The Municipality of Sifton, a small rural community in southwestern Manitoba, is moving to reinforce one of the region's aging water control structures before the next major flood tests it.
The municipality is seeking contractors to upgrade the spillway and west dike at Oak Lake Dam, which holds back Oak Lake in the Assiniboine River watershed. The project is listed on the Manitoba government's procurement portal. Construction costs and funding sources have not been publicly disclosed.
The work fits a pattern playing out across the Prairies. Most of the region's dams and dikes were built in the 1950s through 1970s under federal-provincial rural water programs, and many are now 50 to 70 years old. When the federal Prairie Farm Rehabilitation Administration wound down in 2009, provinces and municipalities were left managing structures that were never designed to last this long or handle what the climate now throws at them.
Major Manitoba/Assiniboine basin flood events, 1997–2022
Source: NationGraph.
Manitoba has had a hard education in what happens when those structures fail. The 2011 Assiniboine River flood caused roughly $1.2 billion in damages across the basin, with spillway releases and dike failures sending water into homes and farmland across southwestern Manitoba. Oak Lake sits squarely in that same basin, and nearby communities saw highway closures and overland flooding during both the 2011 and 2014 events.

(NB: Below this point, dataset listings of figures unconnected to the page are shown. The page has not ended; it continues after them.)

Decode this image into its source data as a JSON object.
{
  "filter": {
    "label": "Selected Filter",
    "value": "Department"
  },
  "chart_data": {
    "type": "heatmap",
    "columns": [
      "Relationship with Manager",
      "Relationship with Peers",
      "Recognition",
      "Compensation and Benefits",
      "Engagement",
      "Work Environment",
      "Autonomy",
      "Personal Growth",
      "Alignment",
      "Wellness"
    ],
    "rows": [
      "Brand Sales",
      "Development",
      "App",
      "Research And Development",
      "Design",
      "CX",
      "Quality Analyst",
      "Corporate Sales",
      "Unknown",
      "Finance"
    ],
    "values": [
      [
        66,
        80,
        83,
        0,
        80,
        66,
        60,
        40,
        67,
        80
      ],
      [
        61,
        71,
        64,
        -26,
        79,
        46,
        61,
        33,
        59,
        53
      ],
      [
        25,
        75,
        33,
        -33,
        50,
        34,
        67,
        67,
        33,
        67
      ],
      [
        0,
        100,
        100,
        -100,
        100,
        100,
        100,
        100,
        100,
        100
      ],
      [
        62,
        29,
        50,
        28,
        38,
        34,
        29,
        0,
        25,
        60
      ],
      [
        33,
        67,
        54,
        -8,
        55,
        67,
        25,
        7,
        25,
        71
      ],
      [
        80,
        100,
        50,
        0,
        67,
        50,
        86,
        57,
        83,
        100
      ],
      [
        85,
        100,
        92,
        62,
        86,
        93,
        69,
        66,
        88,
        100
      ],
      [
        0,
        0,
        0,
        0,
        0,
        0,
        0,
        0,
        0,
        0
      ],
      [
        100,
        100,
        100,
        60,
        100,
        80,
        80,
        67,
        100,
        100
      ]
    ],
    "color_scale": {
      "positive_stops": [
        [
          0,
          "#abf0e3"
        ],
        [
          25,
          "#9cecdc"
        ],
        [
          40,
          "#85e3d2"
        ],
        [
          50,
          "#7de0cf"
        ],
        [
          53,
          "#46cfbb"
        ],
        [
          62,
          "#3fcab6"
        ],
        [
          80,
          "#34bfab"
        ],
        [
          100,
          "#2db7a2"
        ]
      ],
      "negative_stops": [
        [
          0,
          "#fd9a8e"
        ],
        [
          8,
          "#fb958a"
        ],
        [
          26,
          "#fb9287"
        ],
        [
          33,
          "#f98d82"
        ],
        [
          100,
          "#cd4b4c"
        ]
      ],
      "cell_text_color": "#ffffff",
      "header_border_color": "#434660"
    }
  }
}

Updated Canadian Dam Association safety guidelines have required owners of older structures to test their spillways against larger design floods than the originals were built for. Many don't pass. A spillway that cannot safely pass a revised design flood, or a dike showing settlement or seepage, is a classic finding when engineers review mid-century Prairie infrastructure.
For Sifton, a municipality of roughly 1,400 people with an annual budget in the low single-digit millions, a dam project of this scale almost certainly requires provincial or federal cost-sharing. Neither the municipality nor provincial officials have announced funding partners.
Oak Lake is also a regional recreation hub, with cottages, a beach and fishing that depend on stable lake levels. The dam matters both for flood protection downstream and for the local economy upstream.
With the solicitation now open, the municipality will select a contractor and move toward construction, though a timeline has not been made public.